Hafızam beni yanıltmıyorsa, 2004 yılı olmalı. Bursa’nın hemen girişinde, Demirtaş Organize Sanayi Bölgesi’ndeki Grammer araç koltuğu fabrikasında işçiler sendikaya üye olmuştu. Üç vardiya çalışan yaklaşık 750 işçinin içinde sendika çoğunluğa ulaşmak üzereydi ki örgütlenmeyi duyan genel müdür yaklaşık 40 işçiyi kapının önüne koydu.

Atılanlar öncü işçilerdi. Onlar fabrikanın önünde, diğerleri içerde, kimi zaman üretimi yavaşlatarak kimi zaman tümüyle durdurarak sendikanın öncülüğünde direnişe geçtiler.

Üçüncü haftanın sonunda şirketin Almanya’daki merkezinden haber geldi. Krizi çözmek üzere üst düzey iki yönetici İstanbul’a gelecek ve sendikacılarla görüşecekti.

Geldiler ve görüştüler. Atılan işçilerin yeniden işbaşı yapacağını, toplu sözleşme görüşmelerine hemen başlayacaklarını söylediler. Bir de hafta sonu fabrikayı tatil ettiklerini, herkesin iyice dinlenip pazartesi işbaşı yapmasını istediler.

Gün boyu fabrikanın önünde heyecanla haber bekleyen işçiler akşam saatlerinde şube binasında toplandı. Görüşmeden çıkan sendikacılar oraya geldi ve sonucu işçilere açıkladı. Tüm talepler kabul edilmişti.

Orada olup koca koca adamların nasıl da küçük çocuklar gibi kendilerinden geçtiğini görmeliydiniz. Hoplayıp zıplayanlar, birbirine sarılıp ağlayanlar, slogan atıp şarkı söyleyenler… Bayram yerine döndü derler ya, tam olarak öyleydi. Müthiş bir mutluluktu sendika binasında yaşanan.

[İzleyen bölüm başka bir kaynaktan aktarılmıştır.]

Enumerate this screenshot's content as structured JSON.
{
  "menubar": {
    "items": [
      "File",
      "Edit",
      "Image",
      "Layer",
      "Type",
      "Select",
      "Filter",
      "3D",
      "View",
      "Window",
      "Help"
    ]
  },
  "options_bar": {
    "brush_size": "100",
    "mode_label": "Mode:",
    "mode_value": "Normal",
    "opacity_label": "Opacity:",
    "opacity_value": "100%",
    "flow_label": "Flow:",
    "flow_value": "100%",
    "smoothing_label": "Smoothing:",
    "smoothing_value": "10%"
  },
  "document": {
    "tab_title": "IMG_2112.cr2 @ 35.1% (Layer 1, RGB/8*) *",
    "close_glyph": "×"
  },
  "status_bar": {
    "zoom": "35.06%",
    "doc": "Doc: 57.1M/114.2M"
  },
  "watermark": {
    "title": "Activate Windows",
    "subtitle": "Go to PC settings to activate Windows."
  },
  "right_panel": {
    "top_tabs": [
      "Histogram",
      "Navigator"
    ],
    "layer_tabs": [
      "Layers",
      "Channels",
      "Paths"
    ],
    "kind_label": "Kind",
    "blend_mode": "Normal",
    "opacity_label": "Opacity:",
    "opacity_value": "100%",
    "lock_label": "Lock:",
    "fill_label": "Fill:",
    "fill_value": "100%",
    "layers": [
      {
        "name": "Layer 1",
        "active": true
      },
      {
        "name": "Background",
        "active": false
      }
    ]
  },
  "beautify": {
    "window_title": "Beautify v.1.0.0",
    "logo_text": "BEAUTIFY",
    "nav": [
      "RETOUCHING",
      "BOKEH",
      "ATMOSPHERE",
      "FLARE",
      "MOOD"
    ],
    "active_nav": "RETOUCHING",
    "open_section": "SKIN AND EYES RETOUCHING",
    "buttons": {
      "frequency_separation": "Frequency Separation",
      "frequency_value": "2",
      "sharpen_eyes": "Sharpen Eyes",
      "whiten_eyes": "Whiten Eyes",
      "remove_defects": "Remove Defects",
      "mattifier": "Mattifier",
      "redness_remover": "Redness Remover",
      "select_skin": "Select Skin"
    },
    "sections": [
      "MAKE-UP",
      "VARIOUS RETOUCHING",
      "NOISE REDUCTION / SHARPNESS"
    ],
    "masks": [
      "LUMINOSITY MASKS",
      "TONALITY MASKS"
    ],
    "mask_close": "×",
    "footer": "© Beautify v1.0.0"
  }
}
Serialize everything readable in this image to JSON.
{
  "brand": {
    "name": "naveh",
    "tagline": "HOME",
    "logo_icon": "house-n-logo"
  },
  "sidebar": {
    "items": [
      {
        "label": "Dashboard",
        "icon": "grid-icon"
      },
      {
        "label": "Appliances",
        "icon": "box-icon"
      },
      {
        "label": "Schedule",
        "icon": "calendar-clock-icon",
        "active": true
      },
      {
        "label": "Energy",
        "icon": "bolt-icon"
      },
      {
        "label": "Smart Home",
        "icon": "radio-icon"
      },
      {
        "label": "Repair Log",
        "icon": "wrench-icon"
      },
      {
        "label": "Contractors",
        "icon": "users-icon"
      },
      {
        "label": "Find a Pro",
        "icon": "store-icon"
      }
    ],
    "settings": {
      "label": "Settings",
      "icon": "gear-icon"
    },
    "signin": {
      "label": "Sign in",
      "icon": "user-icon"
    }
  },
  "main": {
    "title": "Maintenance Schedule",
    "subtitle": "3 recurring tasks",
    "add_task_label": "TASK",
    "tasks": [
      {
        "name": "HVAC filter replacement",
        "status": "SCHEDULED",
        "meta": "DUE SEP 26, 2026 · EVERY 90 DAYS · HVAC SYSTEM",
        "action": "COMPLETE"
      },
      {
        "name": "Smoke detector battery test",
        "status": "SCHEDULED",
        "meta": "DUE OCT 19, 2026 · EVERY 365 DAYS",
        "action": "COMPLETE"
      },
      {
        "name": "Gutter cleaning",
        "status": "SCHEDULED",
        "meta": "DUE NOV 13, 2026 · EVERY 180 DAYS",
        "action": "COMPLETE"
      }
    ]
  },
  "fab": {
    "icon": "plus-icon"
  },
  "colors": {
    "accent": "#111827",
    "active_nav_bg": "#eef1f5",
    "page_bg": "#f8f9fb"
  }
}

Sonra pazartesi oldu. İşçiler fabrikaya geldi, işbaşı yapıldı. Atılan 40 işçi “işbaşı işlemleriniz tamamlanacak” diye bekçi kulübesinin yanındaki küçük salona alındı. Sendikacılar da dışarıda onları beklemeye başladı.

Bir süre sonra fabrikaya kimsenin tanımadığı çoğu genç başka işçiler gelmeye başladı. Ellerine tutuşturulduğu belli olan küçük kartları güvenliğe gösterip içeriye giriyorlardı. Üç kişi, beş kişi derken sayıları bir saat içinde iki yüz oldu. Kapıdaki sendikacılar birini çevirip “hayırdır kardeş” diye sordu? Yakın köylerden birinden geliyordu. Cumartesi günü camiden yapılan anonsla kahvede toplandıklarını, orada bir avukatın kendilerine “pazartesi sabah gidenler hemen işbaşı yapacak” diye buranın adresini verdiğini söyledi. Sonra bir başkası, “başka köylerden de gelenler var” dedi. Kısa sürede anlaşıldı ki hepsi fabrikaya işbaşı yapmak için çağrılan çevre köylerin işsiz gençleriydi.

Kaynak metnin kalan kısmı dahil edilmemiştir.